If I am planning a lesson on Aristotle’s five canons of rhetoric, what is my instruction supposed to give the students that they will be giving to me, or to their classmates? Progressive instruction will often share in this same approach, but value a different outcome than the classical teacher. Progressive instruction will say, “I will give the students the terms, definitions, and examples of invention, arrangement, style, and delivery so that the student can give them back to me on the next multiple choice test.”

But data transfer is not our aim. Rather, classical instruction investigates the nature and teleology of the subject matter, not just its appearance—why did Aristotle have five canons? Why not six, or four, or only two? How does each canon prepare a speaker in relation to his subject and the audience? Why would the speaker need all of these aids prior to speaking? What makes one canon different from the others? Are they altogether different? Why do we need “canons” in the first place? And so on. The more deeply the teacher thinks on these things, the more fodder for discovery, for questions that draw interest and imagination, for a thirst to know something for oneself, rather than be told what one should know for a test.

Having plumbed some of the nature of a topic, the teacher must then require the students to do for and to some other person or persons. Sometimes the classroom setting affords spontaneous scenarios flowering from student questions or immediate circumstances, but more often than not a teacher will need to craft scenarios into which the students will be placed in order to participate in the truth, goodness, or beauty being discovered so as to give of it to others.

Indeed, discovery is rarely found in the lecture of a class, but rather comes in the practice and participation of the student. Johnny won’t change from a timid speaker to a bold one by listening to Mr. Smith’s pep talks alone. Rather, Johnny is going to have to try his lungs, move his body, risk looking foolish, and learn to laugh at mistakes and expend specified effort to improve. No less true for the student of Milton’s poetry or Euclid’s geometry is the necessity of participation in the discovery of the truth, goodness, or beauty of what is there for the having. Perhaps the student who cannot distinguish an acute angle from an obtuse one will need to draw pictures, pace out lines, make up a song, or similarly direct all of the aspects of his person toward the object of desire.

Many times the truth one is learning only comes when trying to teach it to another.

All of which brings us to an important implication of the teacher’s preparation and the student’s participation, which is the particularity of instruction.
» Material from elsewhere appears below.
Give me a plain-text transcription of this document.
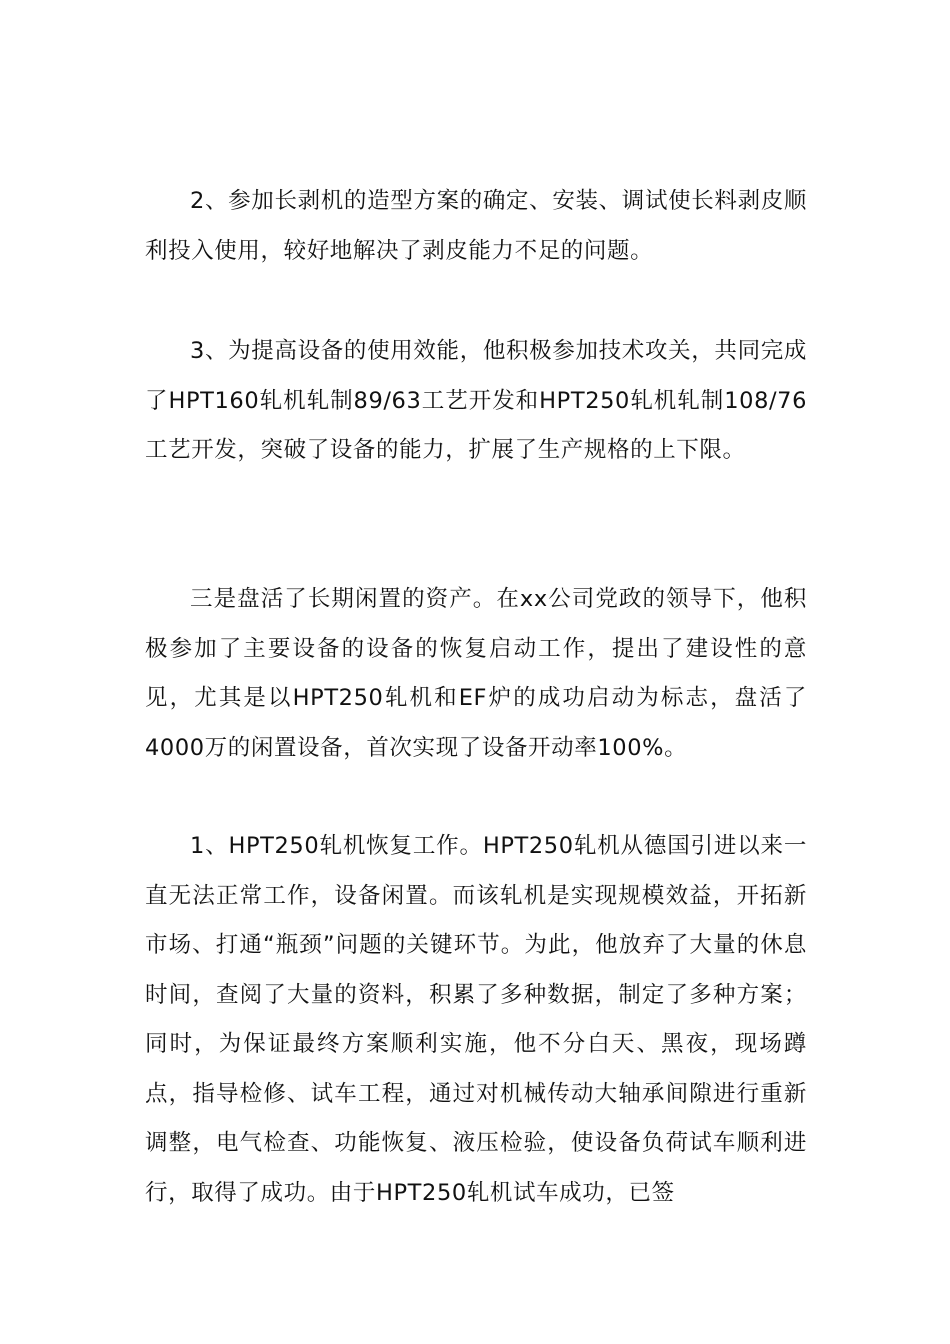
2、参加长剥机的造型方案的确定、安装、调试使长料剥皮顺利投入使用，较好地解决了剥皮能力不足的问题。

3、为提高设备的使用效能，他积极参加技术攻关，共同完成了HPT160轧机轧制89/63工艺开发和HPT250轧机轧制108/76工艺开发，突破了设备的能力，扩展了生产规格的上下限。

三是盘活了长期闲置的资产。在xx公司党政的领导下，他积极参加了主要设备的设备的恢复启动工作，提出了建设性的意见，尤其是以HPT250轧机和EF炉的成功启动为标志，盘活了4000万的闲置设备，首次实现了设备开动率100%。

1、HPT250轧机恢复工作。HPT250轧机从德国引进以来一直无法正常工作，设备闲置。而该轧机是实现规模效益，开拓新市场、打通“瓶颈”问题的关键环节。为此，他放弃了大量的休息时间，查阅了大量的资料，积累了多种数据，制定了多种方案；同时，为保证最终方案顺利实施，他不分白天、黑夜，现场蹲点，指导检修、试车工程，通过对机械传动大轴承间隙进行重新调整，电气检查、功能恢复、液压检验，使设备负荷试车顺利进行，取得了成功。由于HPT250轧机试车成功，已签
The transcendentals of truth, goodness, and beauty are eternal and immutable by their very nature, even as personal attributes of the Triune God. Yet all of God’s creatures are individuals, and though each class of creature retains general characteristics, the individuals of each class are a singularity. The number two shares in the general characteristics of all numbers, yet is itself unique among them all.

A teacher has a class of human beings, all of which share in the general qualities of humanity, but each of which is unique. Instruction is therefore open-ended insofar as all plans are subject to the individuality of each soul in the room. Moreover, each class as a unit among all other classes will have its peculiarities that will differ from last year’s class and next year’s class.

In order to move toward growth and change the teacher has to adjust to the variety he or she encounters. Indeed, while it is a truism that the teacher is still learning the truth, goodness, and beauty of what he or she is teaching, there is more to learn than Dante, Calculus, or Shakespeare. There is also the territory of each human soul that being taught, which is the teacher’s undiscovered country, his final frontier, her treasury of delights.